今年の始めごろに発表者として参加した時は参加者も100人以下のズームのセッションだったので五分前にログインして、一時間ほどやって終わりで、スライド以外に何の準備もしませんでした。それでも発表中になぜか、Macが非常に遅くなってしまい、途中からスライドの切り替えに十秒ぐらいの遅れが出るようになって、困りました。リモートの会合では、コンピュータやコネクションの不安定さが脆弱性の原因となると思います。そういえば、以前、ズームのセッションで、突然、発表者のスライドが遮られて、ポルノサイトの宣伝が動画音声付きで流れるという事件がありました。使われているコンピューターに忍び込んだマルウェアが発動したのか、あるいは誰かがいたずらでハッキングしたのでしょうか。ズームを立ち上げ直して再開しましたが、発表者も参加者もホストも妙に冷静であたかも何もなかったかのように発表が進んだのが印象に残っております。

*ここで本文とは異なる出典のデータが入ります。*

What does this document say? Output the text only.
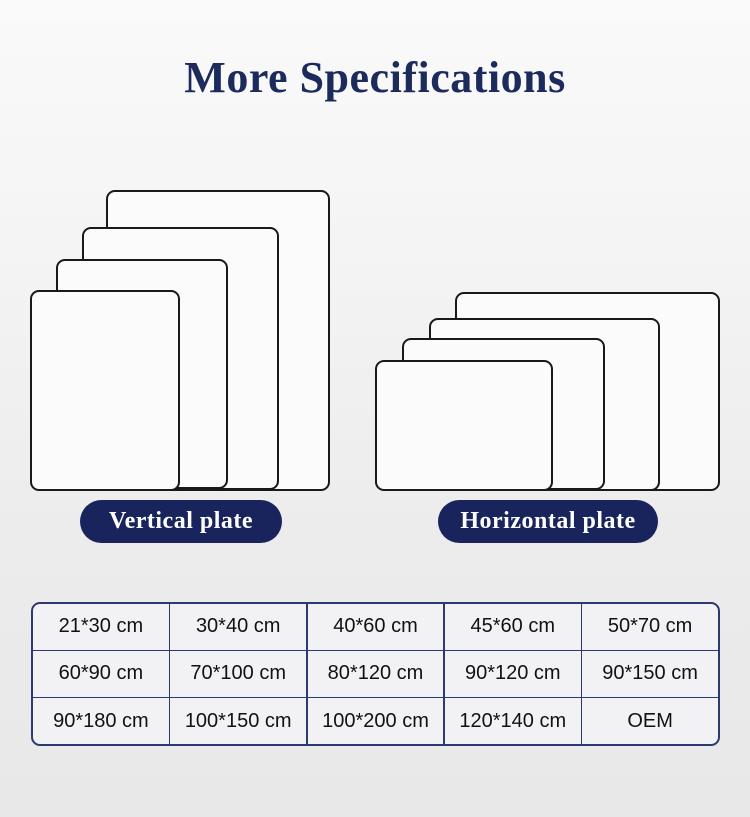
More Specifications
Vertical plate	Horizontal plate
21*30 cm	30*40 cm	40*60 cm	45*60 cm	50*70 cm
60*90 cm	70*100 cm	80*120 cm	90*120 cm	90*150 cm
90*180 cm	100*150 cm	100*200 cm	120*140 cm	OEM
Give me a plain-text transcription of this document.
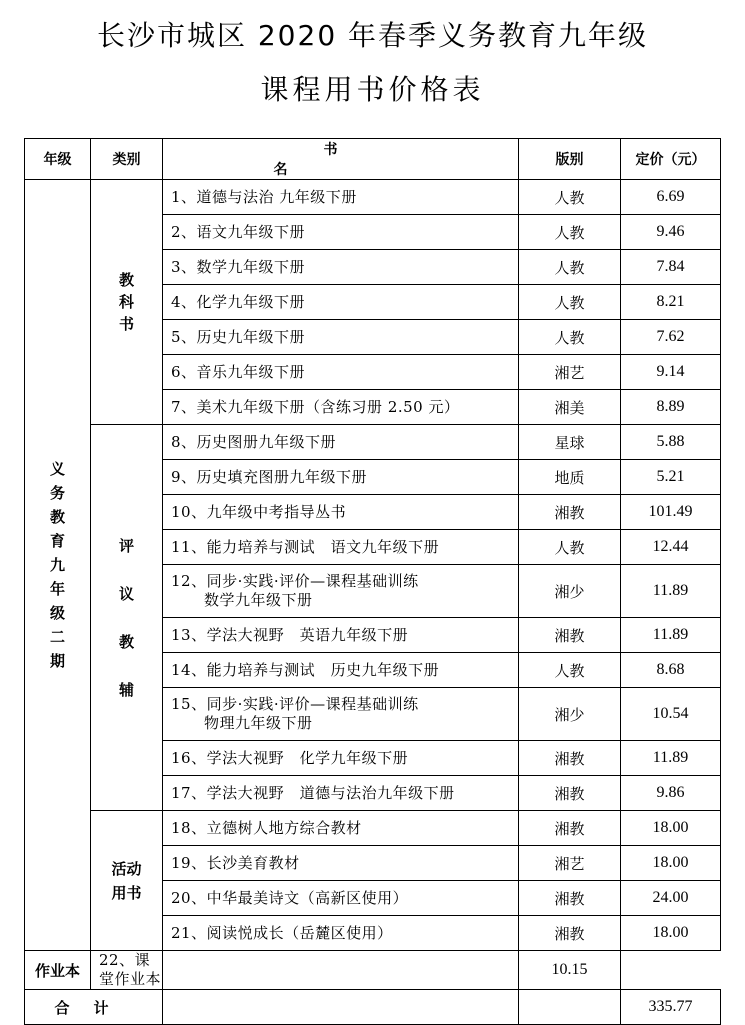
长沙市城区 2020 年春季义务教育九年级
课程用书价格表
年级	类别	书名	版别	定价（元）
义务教育九年级二期	教科书	1、道德与法治 九年级下册	人教	6.69
		2、语文九年级下册	人教	9.46
		3、数学九年级下册	人教	7.84
		4、化学九年级下册	人教	8.21
		5、历史九年级下册	人教	7.62
		6、音乐九年级下册	湘艺	9.14
		7、美术九年级下册（含练习册 2.50 元）	湘美	8.89
	评议教辅	8、历史图册九年级下册	星球	5.88
		9、历史填充图册九年级下册	地质	5.21
		10、九年级中考指导丛书	湘教	101.49
		11、能力培养与测试　语文九年级下册	人教	12.44
		12、同步·实践·评价—课程基础训练
数学九年级下册	湘少	11.89
		13、学法大视野　英语九年级下册	湘教	11.89
		14、能力培养与测试　历史九年级下册	人教	8.68
		15、同步·实践·评价—课程基础训练
物理九年级下册	湘少	10.54
		16、学法大视野　化学九年级下册	湘教	11.89
		17、学法大视野　道德与法治九年级下册	湘教	9.86
	活动用书	18、立德树人地方综合教材	湘教	18.00
		19、长沙美育教材	湘艺	18.00
		20、中华最美诗文（高新区使用）	湘教	24.00
		21、阅读悦成长（岳麓区使用）	湘教	18.00
作业本	22、课堂作业本		10.15	
合计				335.77
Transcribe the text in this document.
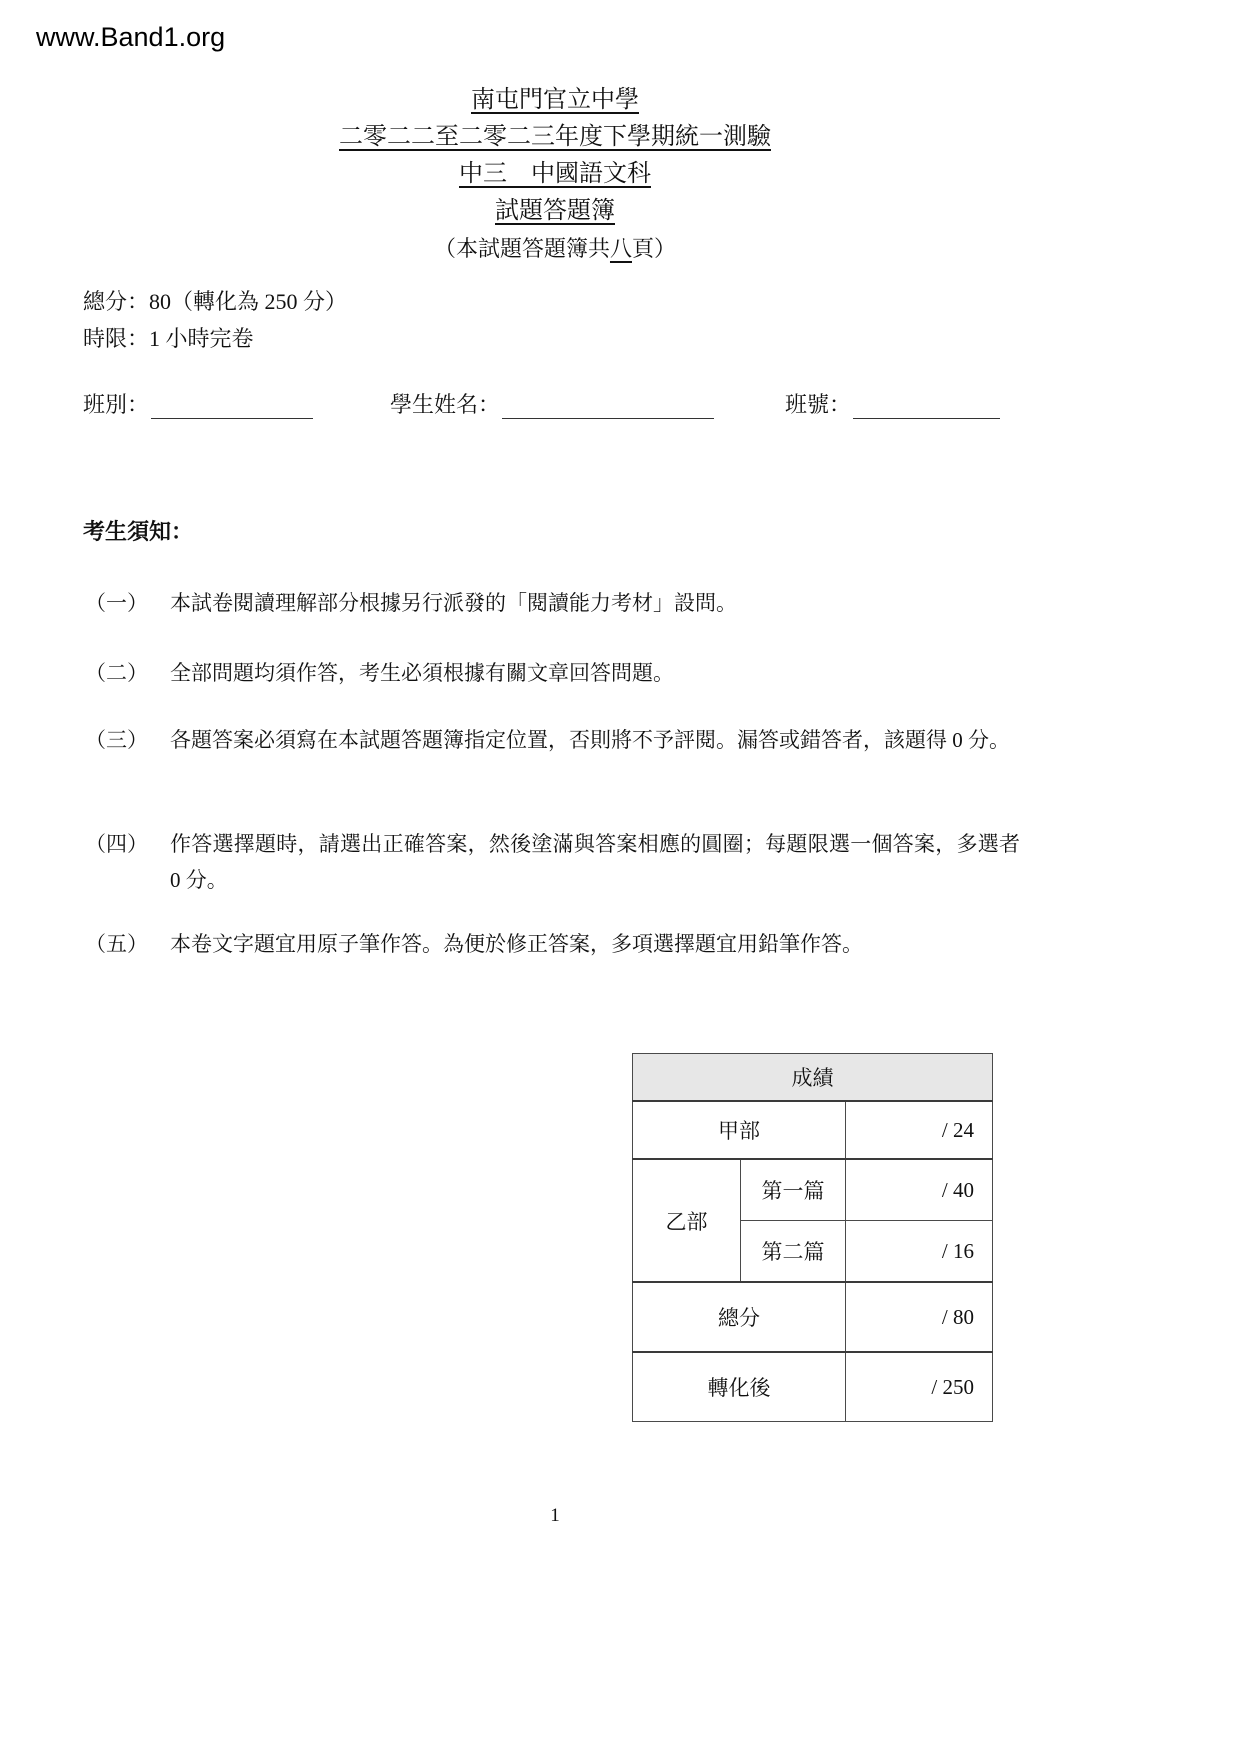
www.Band1.org
南屯門官立中學
二零二二至二零二三年度下學期統一測驗
中三　中國語文科
試題答題簿
（本試題答題簿共八頁）
總分：80（轉化為 250 分）
時限：1 小時完卷
班別：	學生姓名：	班號：
考生須知：
（一） 本試卷閱讀理解部分根據另行派發的「閱讀能力考材」設問。
（二） 全部問題均須作答，考生必須根據有關文章回答問題。
（三） 各題答案必須寫在本試題答題簿指定位置，否則將不予評閱。漏答或錯答者，該題得 0 分。
（四） 作答選擇題時，請選出正確答案，然後塗滿與答案相應的圓圈；每題限選一個答案，多選者 0 分。
（五） 本卷文字題宜用原子筆作答。為便於修正答案，多項選擇題宜用鉛筆作答。
成績		
甲部		/ 24
乙部	第一篇	/ 40
	第二篇	/ 16
總分		/ 80
轉化後		/ 250
1
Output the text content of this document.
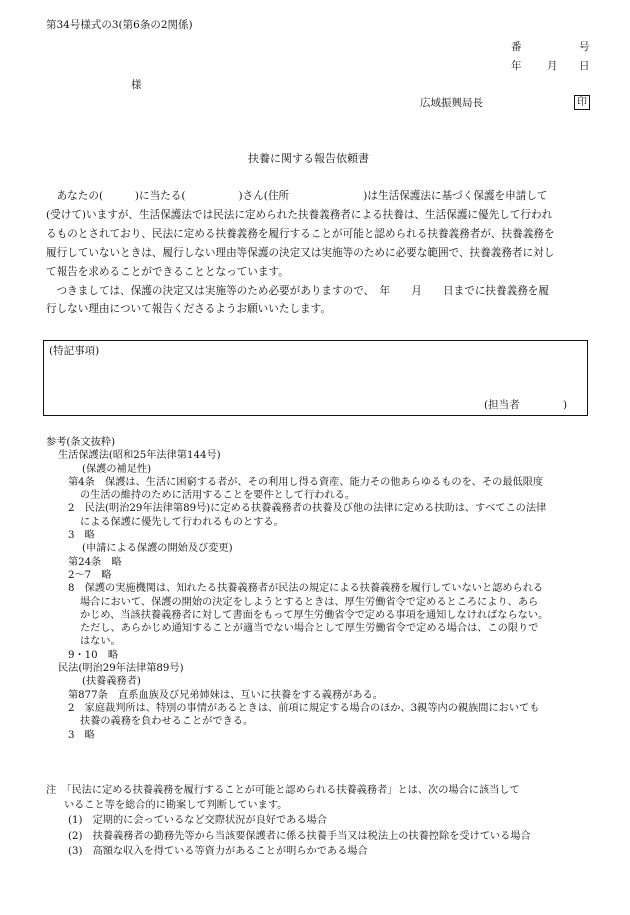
第34号様式の3(第6条の2関係)
番	号
年 月 日
様
広域振興局長	印
扶養に関する報告依頼書

　あなたの(　　　)に当たる(　　　　　)さん(住所　　　　　　　)は生活保護法に基づく保護を申請して

(受けて)いますが、生活保護法では民法に定められた扶養義務者による扶養は、生活保護に優先して行われ

るものとされており、民法に定める扶養義務を履行することが可能と認められる扶養義務者が、扶養義務を

履行していないときは、履行しない理由等保護の決定又は実施等のために必要な範囲で、扶養義務者に対し

て報告を求めることができることとなっています。

　つきましては、保護の決定又は実施等のため必要がありますので、　年　　月　　日までに扶養義務を履

行しない理由について報告くださるようお願いいたします。

(特記事項)
(担当者	)
参考(条文抜粋)
生活保護法(昭和25年法律第144号)
(保護の補足性)
第4条　保護は、生活に困窮する者が、その利用し得る資産、能力その他あらゆるものを、その最低限度
の生活の維持のために活用することを要件として行われる。
2　民法(明治29年法律第89号)に定める扶養義務者の扶養及び他の法律に定める扶助は、すべてこの法律
による保護に優先して行われるものとする。
3　略
(申請による保護の開始及び変更)
第24条　略
2～7　略
8　保護の実施機関は、知れたる扶養義務者が民法の規定による扶養義務を履行していないと認められる
場合において、保護の開始の決定をしようとするときは、厚生労働省令で定めるところにより、あら
かじめ、当該扶養義務者に対して書面をもって厚生労働省令で定める事項を通知しなければならない。
ただし、あらかじめ通知することが適当でない場合として厚生労働省令で定める場合は、この限りで
はない。
9・10　略
民法(明治29年法律第89号)
(扶養義務者)
第877条　直系血族及び兄弟姉妹は、互いに扶養をする義務がある。
2　家庭裁判所は、特別の事情があるときは、前項に規定する場合のほか、3親等内の親族間においても
扶養の義務を負わせることができる。
3　略
注　「民法に定める扶養義務を履行することが可能と認められる扶養義務者」とは、次の場合に該当して
いること等を総合的に勘案して判断しています。
(1)　定期的に会っているなど交際状況が良好である場合
(2)　扶養義務者の勤務先等から当該要保護者に係る扶養手当又は税法上の扶養控除を受けている場合
(3)　高額な収入を得ている等資力があることが明らかである場合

数千人が参加する昨年のウチの学会の年会もバーチャルでしたが、ライブでのさまざまなトラブルを想定したのか、発表はあらかじめ録画したものを流して、質疑応答だけライブでやるというスタイルでした。リモートだとライブでやった場合、不都合が出た場合にフレキシブルに対応できないという理由だろうと思います。
今回の初参加の学会は、規模もせいぜい数百人程度だろうと考えていたので、私はてっきりズームでライブと思い込んでいました。一月ちょっと先なので、来週ぐらいから余裕をもってボツボツとスライドを作ればいいかなと思っていたのですが、事務局から連絡が来て、あらかじめ録画しないといけないということがわかりました。それも自分で勝手にはできないようで、事務局指定のサイトで予約を取ってやらねばならず、一発取りのスタジオ レコーディングになるということがわかりました。これはライブでやるよりプレッシャーが高いです。
しかも、録画サイトの予約状況をみたら、なんと二週間先以降には空きがありません。かつ、時差があるので、とんでもない時間にやらないといけないようで、すっかり予定が狂いました。とりあえず、もっとも遅いスロットを予約しましたが、このスケジュールだと、スライドは一週間で仕上げ、原稿を書いて、次の週にリハーサルをやって推敲して、を普段の仕事の合間にやらねばならぬようです。今のところ作業進行度はゼロです。これでは、衣装とメイクに気を使っている余裕はなさそうです。
引き受けるべきではなかったかなあ、と多少後悔しはじめたところで、もう一通メールがきました。今度はそのセッションのスポンサーとなっている企業からで、ギャラが出るとのお話。スライド準備時間も含めて計算した額を払ってくれるそうで、企業っていいですね。ひきうけてよかったかも、と思い直しました。